Höchste Förderung in der Geschichte der Windenergie! Frankreich stellt 63 Milliarden Euro für Offshore-Wind bereit
2026.08.03

Am 13. Juli 2026 genehmigte die Europäische Kommission offiziell die staatliche Beihilfemaßnahme Frankreichs für die Offshore-Windenergie. In den kommenden 25 Jahren werden bis zu 63 Milliarden Euro investiert, um Bau und Betrieb von elf Offshore-Windparks zu unterstützen. Es handelt sich um das umfangreichste genehmigte grüne Beihilfeprogramm der Europäischen Union und zugleich die größte Förderpolitik für die Offshore-Windenergie in Frankreichs Geschichte.

Nach der Mitteilung der Europäischen Kommission soll die französische Beihilfemaßnahme elf Offshore-Windparks in Nordsee, Atlantik und Mittelmeer unterstützen. Die maximale installierte Gesamtleistung beträgt 11,1 GW. Nach Fertigstellung der Anlagen wird eine jährliche Stromerzeugung von 47,8 TWh erwartet – dies entspricht rund 10,6 % des gesamten französischen Stromverbrauchs.

Die elf Offshore-Windprojekte werden zeitgleich vorangetrieben: Es sind vier Projekte mit festen Fundamenten sowie sieben schwimmende Windparks, beide Gruppen verfügen über eine installierte Leistung von jeweils etwa 5 GW.

Vier Offshore-Windparks mit festen Fundamenten

  • Fécamp Grand Large 1: Vor der Küste der Normandie, 1,35 GW
  • Fécamp Grand Large 2: Vor der Küste der Normandie, 1,35 GW
  • Fécamp Grand Large 3: Vor der Küste der Normandie, 1,35 GW
  • Oléron 1: Gewässer vor der Île d’Oléron im südlichen Atlantik, 1,2 GW

Sieben schwimmende Offshore-Windprojekte

  • Bretagne Nord Ouest: Nordbretagne, 1,2 GW (Gebiet noch abschließend festzulegen)
  • Bretagne Sud 2: Südbretagne, 500 MW
  • Narbonnaise Sud-Hérault 2: Mittelmeer, 500 MW
  • Golfe du Lion Centre 1: Golf von Lion im Mittelmeer, 2 × 550 MW
  • Golfe du Lion Centre 2: Golf von Lion im Mittelmeer, 1,1 GW
  • Golfe de Fos 2: Golf von Fos im Mittelmeer, 500 MW

Bezüglich des Auszahlungsmechanismus werden die Fördermittel im Rahmen von Ausschreibungen vergeben. Zur Stabilisierung der Projekterlöse und zur Abfederung von Strompreisschwankungen kommt eine variable Prämie im Rahmen symmetrischer Differenzverträge (CfD) zum Einsatz.

Die Frist für die Einreichung der Angebote endet am 12. Oktober 2026. Die Bekanntgabe der siegreichen Projektentwickler wird zwischen Ende 2026 und Anfang 2027 erwartet. Erstmals fließt der europäische Eigenanteil als Bewertungskriterium in die Ausschreibung ein: Die Ausschreibung sieht vor, dass der Großteil der Komponenten der Windkraftanlagen im Europäischen Wirtschaftsraum hergestellt wird und geltende Umwelt- sowie Cybersicherheitsstandards erfüllt.

Zusätzlich zur Umsetzung der Beihilfemaßnahme hat die französische Regierung im Rahmen des Investitionsprogramms „Frankreich 2030“ fünf Häfen ausgewählt: Cherbourg, Brest, Nantes-Saint Nazaire, Port-la-Nouvelle und Marseille-Fos.
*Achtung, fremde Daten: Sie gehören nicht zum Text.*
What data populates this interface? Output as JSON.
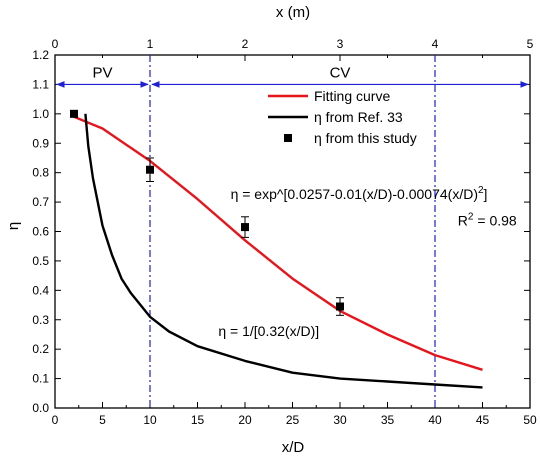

Für die Infrastrukturmodernisierung stehen knapp 260 Millionen Euro zur Verfügung, um Herstellung, Montage und Errichtung von schwimmenden Windenergieanlagen zu ermöglichen. Damit soll das nationale Ziel unterstützt werden, bis 2040 schwimmende Offshore-Windenergie mit einer Leistung von 6 GW zu installieren.
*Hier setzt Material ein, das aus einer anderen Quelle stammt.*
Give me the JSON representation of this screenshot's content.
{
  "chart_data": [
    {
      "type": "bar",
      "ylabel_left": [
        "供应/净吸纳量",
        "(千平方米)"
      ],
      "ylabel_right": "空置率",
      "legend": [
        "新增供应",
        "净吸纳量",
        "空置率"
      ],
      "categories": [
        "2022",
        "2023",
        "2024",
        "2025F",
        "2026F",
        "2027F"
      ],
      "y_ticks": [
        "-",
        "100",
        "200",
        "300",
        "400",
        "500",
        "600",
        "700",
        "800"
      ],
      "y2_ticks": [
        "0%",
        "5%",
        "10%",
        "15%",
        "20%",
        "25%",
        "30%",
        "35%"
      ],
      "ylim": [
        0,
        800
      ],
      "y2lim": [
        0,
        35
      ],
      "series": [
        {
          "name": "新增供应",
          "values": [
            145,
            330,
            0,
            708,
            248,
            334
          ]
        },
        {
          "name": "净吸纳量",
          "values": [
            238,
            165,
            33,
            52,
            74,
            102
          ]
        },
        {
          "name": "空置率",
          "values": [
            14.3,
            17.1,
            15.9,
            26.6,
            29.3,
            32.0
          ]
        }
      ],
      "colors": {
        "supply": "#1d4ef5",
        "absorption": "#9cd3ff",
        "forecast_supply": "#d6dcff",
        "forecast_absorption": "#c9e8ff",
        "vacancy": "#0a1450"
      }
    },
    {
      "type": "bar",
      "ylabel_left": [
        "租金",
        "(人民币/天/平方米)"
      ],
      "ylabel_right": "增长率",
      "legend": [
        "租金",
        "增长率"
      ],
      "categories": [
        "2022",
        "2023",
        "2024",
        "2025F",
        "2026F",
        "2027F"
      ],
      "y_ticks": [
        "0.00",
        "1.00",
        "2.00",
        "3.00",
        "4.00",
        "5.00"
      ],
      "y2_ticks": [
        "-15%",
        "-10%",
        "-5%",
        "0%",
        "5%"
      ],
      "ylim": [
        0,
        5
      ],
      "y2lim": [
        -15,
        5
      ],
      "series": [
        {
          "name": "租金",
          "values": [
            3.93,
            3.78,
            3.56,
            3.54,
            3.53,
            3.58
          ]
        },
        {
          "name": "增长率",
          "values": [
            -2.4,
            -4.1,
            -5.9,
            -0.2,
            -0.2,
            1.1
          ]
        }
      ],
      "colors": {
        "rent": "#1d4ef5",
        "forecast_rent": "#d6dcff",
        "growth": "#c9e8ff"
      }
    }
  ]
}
Derzeit beträgt die kumulierte installierte Offshore-Windleistung Frankreichs nur etwa 2 GW. Die nun freigegebene Kapazität im Gigawatt-Bereich von rund 10 GW entspricht fast dem Fünffachen des bestehenden Bestands. Durch die Ausschreibungen möchte die französische Regierung die Offshore-Windleistung bis 2030 auf 10 GW und bis 2035 weiter auf 15 GW ausbauen, um die starke Abhängigkeit von der Kernenergie schrittweise zu verringern.